All of Nilesy's "Protessional Strem" (sic). Not only does he perform a "rap" for everybody who donated over £100, but one Yognaught goes the extra mile and donates £1000, leading to Nilesy singing Cara Mia from Portal 2.
The last hour of the Drunkcast, December 15. "Protessional" isn't even close to describing it. After one terrible cat video after another, Hannah finally gets on Vent and tells Simon and Lewis both off. Lewis' immediate reaction is to try and mute her.
Strippin, Martyn, Sparkles* and Parv playing Just Dance.
Repeated again on the 21st, leading to an impromptu performance of Gangnam Style.
The 2013 Christmas Livestreams have just started, and they're already drinking and playing 'Jingle Cats'. They also start a running gag that Parv is dead, which, by the 10th day, he is still having to deal with.
The entire G Mod elevator ride.
A case that overlaps with Moment Of Awesome. The team say that they will play the much-reviled Ashes Cricket 2013 (a game that was so atrociously programmed that it was recalled) if the fans push their donations up to $100,000. The moment happens... and the gang realise the hell they've put themselves through as the mechanics frustrate them.
In the second day of the Dairy Drive, Strippin and Sparkles* start playing Left 4 Dead and, owing to Sparkles' Leeroy Jenkins tendencies, start doing horribly. Later, they get dozens of messages with donators trying to get them to call people they know dicks, causing the pair to give a Take That, Audience!.
Sparkles* and Strippin trying protein cookies, and promptly struggling to keep them down.
Hannah, Kim, and Simon are all forced into animal jumpers.
Sips and Sjin play some SimCity. Sjin uses the curvy road tool to write out "sips sucks". He then attempts to write "sjin rules" but he gets distracted in the middle of it so for a while it says "sipssucks sjin". Despite the odd roads, the city has a decent start. Lewis later takes over for Sjin and switches the names. Sjin takes a while to notice - Lewis and Duncan have a hard time not cracking up.
Lewis spoiling the recent Polaris Chivalry tournament he had just played.
Minty literally running to Yogtowers to join the gang for Just Dance.
Strippin and Ali play a bit of Grand Theft Auto V. It very quickly degenerates into a bloodbath, with planes randomly spawning and disappearing (if they aren't being crashed into buildings), the two being gunned down by a jerkass troll called Raptor_Dreams, and even airstrikes in the city centre.
Culminating in Hat Films' improv song The Onesie Anthem.
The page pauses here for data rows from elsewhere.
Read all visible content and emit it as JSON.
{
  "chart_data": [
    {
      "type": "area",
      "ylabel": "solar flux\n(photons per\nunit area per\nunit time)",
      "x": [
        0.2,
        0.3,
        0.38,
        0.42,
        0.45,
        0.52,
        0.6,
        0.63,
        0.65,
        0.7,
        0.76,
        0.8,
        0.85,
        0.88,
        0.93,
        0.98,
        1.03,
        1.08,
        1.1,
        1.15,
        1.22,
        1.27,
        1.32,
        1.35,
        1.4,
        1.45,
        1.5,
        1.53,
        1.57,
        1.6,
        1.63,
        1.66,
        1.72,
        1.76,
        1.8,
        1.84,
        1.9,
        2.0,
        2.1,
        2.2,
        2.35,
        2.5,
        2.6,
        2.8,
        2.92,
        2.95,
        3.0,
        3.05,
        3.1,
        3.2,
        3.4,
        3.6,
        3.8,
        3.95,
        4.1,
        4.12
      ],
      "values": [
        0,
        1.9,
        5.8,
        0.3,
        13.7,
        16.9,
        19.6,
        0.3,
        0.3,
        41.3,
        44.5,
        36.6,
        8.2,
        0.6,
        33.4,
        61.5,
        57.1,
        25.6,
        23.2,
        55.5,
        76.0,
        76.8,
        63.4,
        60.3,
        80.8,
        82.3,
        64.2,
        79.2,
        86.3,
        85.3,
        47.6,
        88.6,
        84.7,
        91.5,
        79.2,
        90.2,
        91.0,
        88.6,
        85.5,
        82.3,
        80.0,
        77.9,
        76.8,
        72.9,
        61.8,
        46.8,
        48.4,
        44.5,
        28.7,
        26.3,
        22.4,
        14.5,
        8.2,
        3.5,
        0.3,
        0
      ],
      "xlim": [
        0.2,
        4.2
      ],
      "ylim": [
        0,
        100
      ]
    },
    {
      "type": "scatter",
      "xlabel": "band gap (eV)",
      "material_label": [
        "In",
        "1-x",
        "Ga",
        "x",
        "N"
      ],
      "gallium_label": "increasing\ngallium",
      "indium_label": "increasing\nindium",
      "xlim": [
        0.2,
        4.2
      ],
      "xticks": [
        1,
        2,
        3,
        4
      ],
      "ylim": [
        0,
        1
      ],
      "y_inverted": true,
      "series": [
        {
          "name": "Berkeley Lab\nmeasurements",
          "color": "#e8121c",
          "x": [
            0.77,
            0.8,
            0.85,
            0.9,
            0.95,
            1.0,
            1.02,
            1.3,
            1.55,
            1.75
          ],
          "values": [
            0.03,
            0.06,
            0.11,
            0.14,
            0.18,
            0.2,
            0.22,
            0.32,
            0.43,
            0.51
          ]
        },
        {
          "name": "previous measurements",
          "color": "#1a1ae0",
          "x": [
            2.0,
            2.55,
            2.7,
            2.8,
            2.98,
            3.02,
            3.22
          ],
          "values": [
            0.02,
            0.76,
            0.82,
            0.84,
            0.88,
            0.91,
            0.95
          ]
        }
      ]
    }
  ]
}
Warning: extremely not safe for work/anywhere near adult relatives or small children, as it contains multiple references to a certain part of the male anatomy.
The story of the seagulls that have been plaguing the background of recordings at Yogtowers. To clarify, it turns out that according to news stations in Bristol, the local gulls have been feasting on a type of flying ant that ferments in their digestive systems. That's right. Drunk seagulls.
Talking about Hearthstone as if it were an addictive illegal drug. Only bolstered by the fact that many of the Yogscast were reluctant to reveal how much actual money they had already spent on it.
Both appearances by Simon and Lewis in this episode of Yognews: first when Lewis interrupts Simon's Downton Abbey time, and then when they thank the viewers for 6 million subs and Simon has Mandrew play a song for everyone.
The newest Channel member Kim is introduced to us in the most humorously Genre Savvy way possible. This moments before she's turned into a zombie.
Kim: You'd think, by now, that bioterrorists and mega shady evil corporations would have learned their lesson. After the T-Virus, the G-Virus, the T and G virus, The C Virus, the X Virus, the Progenitor Virus, the Veronica virus, you'd stop making viruses, you evil science wielding charlatans!